Wie wir alle hatte Katharina eine Schwäche für Boulevardmagazine und fuhr regelmäßig zum Kiosk, um sich »Gala«, »Bunte« und was sonst noch aufzutreiben war, zu kaufen.
»Champagner lesen« war einst der Werbefeldzug der Gala gewesen, und wir hatten uns dieses Motto zu Eigen gemacht, trafen uns einmal in der Woche, um bei Prickelwasser und Kanapees fröhlich die neuesten Klatschgeschichten durchzuhecheln.
Unsere Lieblingsrubrik war in der »Bunten« die Modekritik »wunderbar«
und »sonderbar«, und das Pendant in der »Gala«, auch als »Modeknigge« bekannt.

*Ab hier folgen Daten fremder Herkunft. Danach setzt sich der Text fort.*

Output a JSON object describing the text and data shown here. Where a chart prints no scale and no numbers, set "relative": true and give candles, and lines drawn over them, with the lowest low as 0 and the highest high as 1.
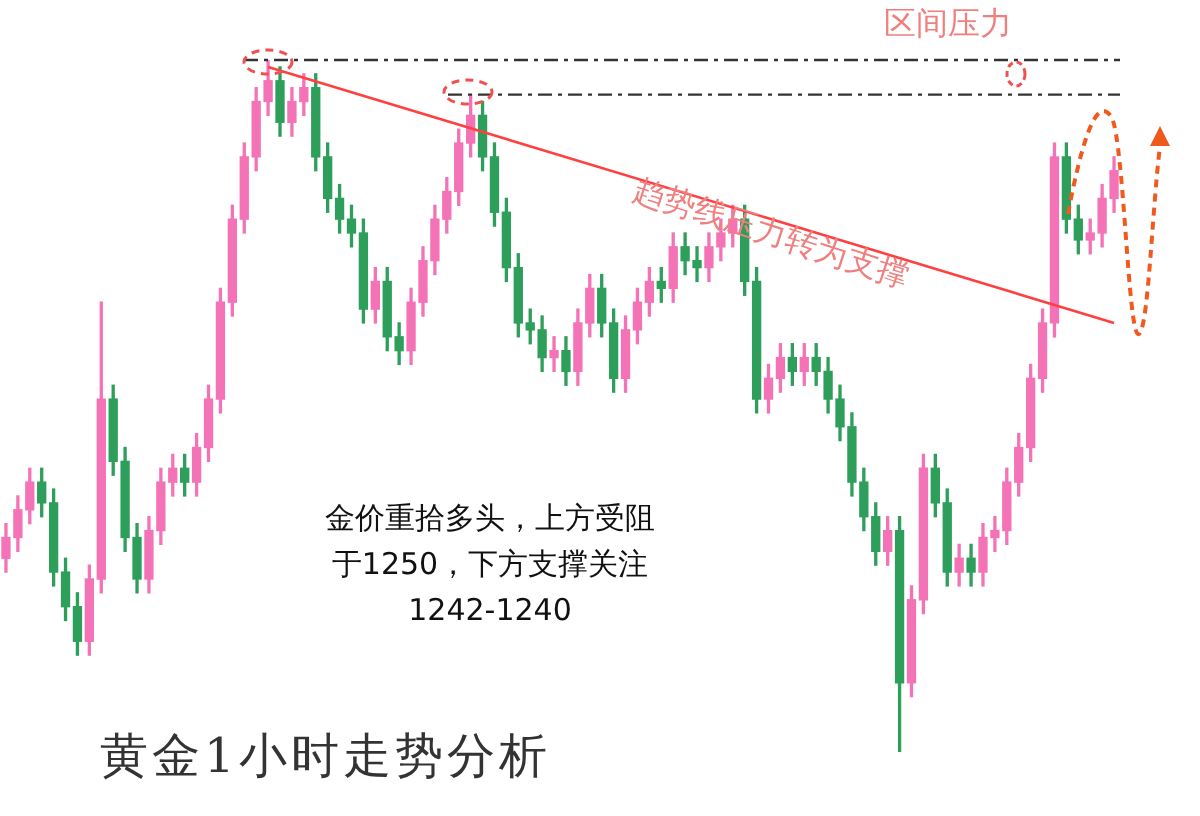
{
  "chart_data": {
    "type": "candlestick",
    "title": "黄金1小时走势分析",
    "relative": true,
    "tick_labels": false,
    "categories": [
      null,
      null,
      null,
      null,
      null,
      null,
      null,
      null,
      null,
      null,
      null,
      null,
      null,
      null,
      null,
      null,
      null,
      null,
      null,
      null,
      null,
      null,
      null,
      null,
      null,
      null,
      null,
      null,
      null,
      null,
      null,
      null,
      null,
      null,
      null,
      null,
      null,
      null,
      null,
      null,
      null,
      null,
      null,
      null,
      null,
      null,
      null,
      null,
      null,
      null,
      null,
      null,
      null,
      null,
      null,
      null,
      null,
      null,
      null,
      null,
      null,
      null,
      null,
      null,
      null,
      null,
      null,
      null,
      null,
      null,
      null,
      null,
      null,
      null,
      null,
      null,
      null,
      null,
      null,
      null,
      null,
      null,
      null,
      null,
      null,
      null,
      null,
      null,
      null,
      null,
      null,
      null,
      null,
      null
    ],
    "ohlc": [
      [
        0.28,
        0.33,
        0.26,
        0.31
      ],
      [
        0.31,
        0.37,
        0.29,
        0.35
      ],
      [
        0.35,
        0.41,
        0.33,
        0.39
      ],
      [
        0.39,
        0.41,
        0.34,
        0.36
      ],
      [
        0.36,
        0.38,
        0.24,
        0.26
      ],
      [
        0.26,
        0.28,
        0.19,
        0.21
      ],
      [
        0.21,
        0.23,
        0.14,
        0.16
      ],
      [
        0.16,
        0.27,
        0.14,
        0.25
      ],
      [
        0.25,
        0.65,
        0.23,
        0.51
      ],
      [
        0.51,
        0.53,
        0.4,
        0.42
      ],
      [
        0.42,
        0.44,
        0.29,
        0.31
      ],
      [
        0.31,
        0.33,
        0.23,
        0.25
      ],
      [
        0.25,
        0.34,
        0.23,
        0.32
      ],
      [
        0.32,
        0.41,
        0.3,
        0.39
      ],
      [
        0.39,
        0.43,
        0.37,
        0.41
      ],
      [
        0.41,
        0.43,
        0.37,
        0.39
      ],
      [
        0.39,
        0.46,
        0.37,
        0.44
      ],
      [
        0.44,
        0.53,
        0.42,
        0.51
      ],
      [
        0.51,
        0.67,
        0.49,
        0.65
      ],
      [
        0.65,
        0.79,
        0.63,
        0.77
      ],
      [
        0.77,
        0.88,
        0.75,
        0.86
      ],
      [
        0.86,
        0.96,
        0.84,
        0.94
      ],
      [
        0.94,
        1.0,
        0.92,
        0.97
      ],
      [
        0.97,
        0.99,
        0.89,
        0.91
      ],
      [
        0.91,
        0.96,
        0.89,
        0.94
      ],
      [
        0.94,
        0.98,
        0.92,
        0.96
      ],
      [
        0.96,
        0.98,
        0.84,
        0.86
      ],
      [
        0.86,
        0.88,
        0.78,
        0.8
      ],
      [
        0.8,
        0.82,
        0.75,
        0.77
      ],
      [
        0.77,
        0.79,
        0.73,
        0.75
      ],
      [
        0.75,
        0.77,
        0.62,
        0.64
      ],
      [
        0.64,
        0.7,
        0.62,
        0.68
      ],
      [
        0.68,
        0.7,
        0.58,
        0.6
      ],
      [
        0.6,
        0.62,
        0.56,
        0.58
      ],
      [
        0.58,
        0.67,
        0.56,
        0.65
      ],
      [
        0.65,
        0.73,
        0.63,
        0.71
      ],
      [
        0.71,
        0.79,
        0.69,
        0.77
      ],
      [
        0.77,
        0.83,
        0.75,
        0.81
      ],
      [
        0.81,
        0.9,
        0.79,
        0.88
      ],
      [
        0.88,
        0.95,
        0.86,
        0.92
      ],
      [
        0.92,
        0.94,
        0.84,
        0.86
      ],
      [
        0.86,
        0.88,
        0.76,
        0.78
      ],
      [
        0.78,
        0.8,
        0.68,
        0.7
      ],
      [
        0.7,
        0.72,
        0.6,
        0.62
      ],
      [
        0.62,
        0.64,
        0.59,
        0.61
      ],
      [
        0.61,
        0.63,
        0.55,
        0.57
      ],
      [
        0.57,
        0.6,
        0.55,
        0.58
      ],
      [
        0.58,
        0.6,
        0.53,
        0.55
      ],
      [
        0.55,
        0.64,
        0.53,
        0.62
      ],
      [
        0.62,
        0.69,
        0.6,
        0.67
      ],
      [
        0.67,
        0.69,
        0.6,
        0.62
      ],
      [
        0.62,
        0.64,
        0.52,
        0.54
      ],
      [
        0.54,
        0.63,
        0.52,
        0.61
      ],
      [
        0.61,
        0.67,
        0.59,
        0.65
      ],
      [
        0.65,
        0.7,
        0.63,
        0.68
      ],
      [
        0.68,
        0.7,
        0.65,
        0.67
      ],
      [
        0.67,
        0.75,
        0.65,
        0.73
      ],
      [
        0.73,
        0.75,
        0.69,
        0.71
      ],
      [
        0.71,
        0.73,
        0.68,
        0.7
      ],
      [
        0.7,
        0.75,
        0.68,
        0.73
      ],
      [
        0.73,
        0.77,
        0.71,
        0.75
      ],
      [
        0.75,
        0.79,
        0.73,
        0.77
      ],
      [
        0.77,
        0.79,
        0.66,
        0.68
      ],
      [
        0.68,
        0.7,
        0.49,
        0.51
      ],
      [
        0.51,
        0.56,
        0.49,
        0.54
      ],
      [
        0.54,
        0.59,
        0.52,
        0.57
      ],
      [
        0.57,
        0.59,
        0.53,
        0.55
      ],
      [
        0.55,
        0.59,
        0.53,
        0.57
      ],
      [
        0.57,
        0.59,
        0.53,
        0.55
      ],
      [
        0.55,
        0.57,
        0.49,
        0.51
      ],
      [
        0.51,
        0.53,
        0.45,
        0.47
      ],
      [
        0.47,
        0.49,
        0.37,
        0.39
      ],
      [
        0.39,
        0.41,
        0.32,
        0.34
      ],
      [
        0.34,
        0.36,
        0.27,
        0.29
      ],
      [
        0.29,
        0.34,
        0.27,
        0.32
      ],
      [
        0.32,
        0.34,
        0.0,
        0.1
      ],
      [
        0.1,
        0.24,
        0.08,
        0.22
      ],
      [
        0.22,
        0.43,
        0.2,
        0.41
      ],
      [
        0.41,
        0.43,
        0.34,
        0.36
      ],
      [
        0.36,
        0.38,
        0.24,
        0.26
      ],
      [
        0.26,
        0.3,
        0.24,
        0.28
      ],
      [
        0.28,
        0.3,
        0.24,
        0.26
      ],
      [
        0.26,
        0.33,
        0.24,
        0.31
      ],
      [
        0.31,
        0.34,
        0.29,
        0.32
      ],
      [
        0.32,
        0.41,
        0.3,
        0.39
      ],
      [
        0.39,
        0.46,
        0.37,
        0.44
      ],
      [
        0.44,
        0.56,
        0.42,
        0.54
      ],
      [
        0.54,
        0.64,
        0.52,
        0.62
      ],
      [
        0.62,
        0.88,
        0.6,
        0.86
      ],
      [
        0.86,
        0.88,
        0.75,
        0.77
      ],
      [
        0.77,
        0.79,
        0.72,
        0.74
      ],
      [
        0.74,
        0.77,
        0.72,
        0.75
      ],
      [
        0.75,
        0.82,
        0.73,
        0.8
      ],
      [
        0.8,
        0.86,
        0.78,
        0.84
      ]
    ],
    "colors": [
      "#f472b6",
      "#f472b6",
      "#f472b6",
      "#2e9e5b",
      "#2e9e5b",
      "#2e9e5b",
      "#2e9e5b",
      "#f472b6",
      "#f472b6",
      "#2e9e5b",
      "#2e9e5b",
      "#2e9e5b",
      "#f472b6",
      "#f472b6",
      "#f472b6",
      "#2e9e5b",
      "#f472b6",
      "#f472b6",
      "#f472b6",
      "#f472b6",
      "#f472b6",
      "#f472b6",
      "#f472b6",
      "#2e9e5b",
      "#f472b6",
      "#f472b6",
      "#2e9e5b",
      "#2e9e5b",
      "#2e9e5b",
      "#2e9e5b",
      "#2e9e5b",
      "#f472b6",
      "#2e9e5b",
      "#2e9e5b",
      "#f472b6",
      "#f472b6",
      "#f472b6",
      "#f472b6",
      "#f472b6",
      "#f472b6",
      "#2e9e5b",
      "#2e9e5b",
      "#2e9e5b",
      "#2e9e5b",
      "#2e9e5b",
      "#2e9e5b",
      "#f472b6",
      "#2e9e5b",
      "#f472b6",
      "#f472b6",
      "#2e9e5b",
      "#2e9e5b",
      "#f472b6",
      "#f472b6",
      "#f472b6",
      "#2e9e5b",
      "#f472b6",
      "#2e9e5b",
      "#2e9e5b",
      "#f472b6",
      "#f472b6",
      "#f472b6",
      "#2e9e5b",
      "#2e9e5b",
      "#f472b6",
      "#f472b6",
      "#2e9e5b",
      "#f472b6",
      "#2e9e5b",
      "#2e9e5b",
      "#2e9e5b",
      "#2e9e5b",
      "#2e9e5b",
      "#2e9e5b",
      "#f472b6",
      "#2e9e5b",
      "#f472b6",
      "#f472b6",
      "#2e9e5b",
      "#2e9e5b",
      "#f472b6",
      "#2e9e5b",
      "#f472b6",
      "#f472b6",
      "#f472b6",
      "#f472b6",
      "#f472b6",
      "#f472b6",
      "#f472b6",
      "#2e9e5b",
      "#2e9e5b",
      "#f472b6",
      "#f472b6",
      "#f472b6"
    ],
    "series": [
      {
        "type": "line",
        "color": "#ff4040",
        "values": [
          null,
          null,
          null,
          null,
          null,
          null,
          null,
          null,
          null,
          null,
          null,
          null,
          null,
          null,
          null,
          null,
          null,
          null,
          null,
          null,
          null,
          null,
          0.99,
          null,
          null,
          null,
          null,
          null,
          null,
          null,
          null,
          null,
          null,
          null,
          null,
          null,
          null,
          null,
          null,
          null,
          null,
          null,
          null,
          null,
          null,
          null,
          null,
          null,
          null,
          null,
          null,
          null,
          null,
          null,
          null,
          null,
          null,
          null,
          null,
          null,
          null,
          null,
          null,
          null,
          null,
          null,
          null,
          null,
          null,
          null,
          null,
          null,
          null,
          null,
          null,
          null,
          null,
          null,
          null,
          null,
          null,
          null,
          null,
          null,
          null,
          null,
          null,
          null,
          null,
          null,
          null,
          null,
          null,
          0.62
        ]
      }
    ],
    "ref_lines": [
      {
        "axis": "y",
        "value": 1,
        "color": "#333333",
        "line_style": "dashed"
      },
      {
        "axis": "y",
        "value": 0.95,
        "color": "#333333",
        "line_style": "dashed"
      }
    ],
    "annotations": [
      "区间压力",
      "趋势线压力转为支撑",
      "金价重拾多头，上方受阻",
      "于1250，下方支撑关注",
      "1242-1240"
    ]
  }
}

Gestylte Hollywood-Diven im Vergleich zur B-Liga des internationalen und deutschen Showbiz. Unter »wunderbar« waren als Stammgäste Nicole Kidman, Jennifer Aniston, Gwyneth Paltrow und andere amerikanische Größen anzutreffen, bei »sonderbar« erwischte es jede Woche eine neue Dame, was oft daran lag, dass die Kandidatinnen bei »sonderbar« nicht lange genug prominent waren, um es noch ein zweites Mal zur Stilkontrolle zu schaffen.
Da ich mit manchen »Künstlern« bereits beruflich das Vergnügen gehabt hatte, war ich besonders interessiert und informiert, was mir den Spitznamen »Klatschmohnhaupt« einbrachte, der sich im Laufe der Zeit in Klatschmohn wandelte.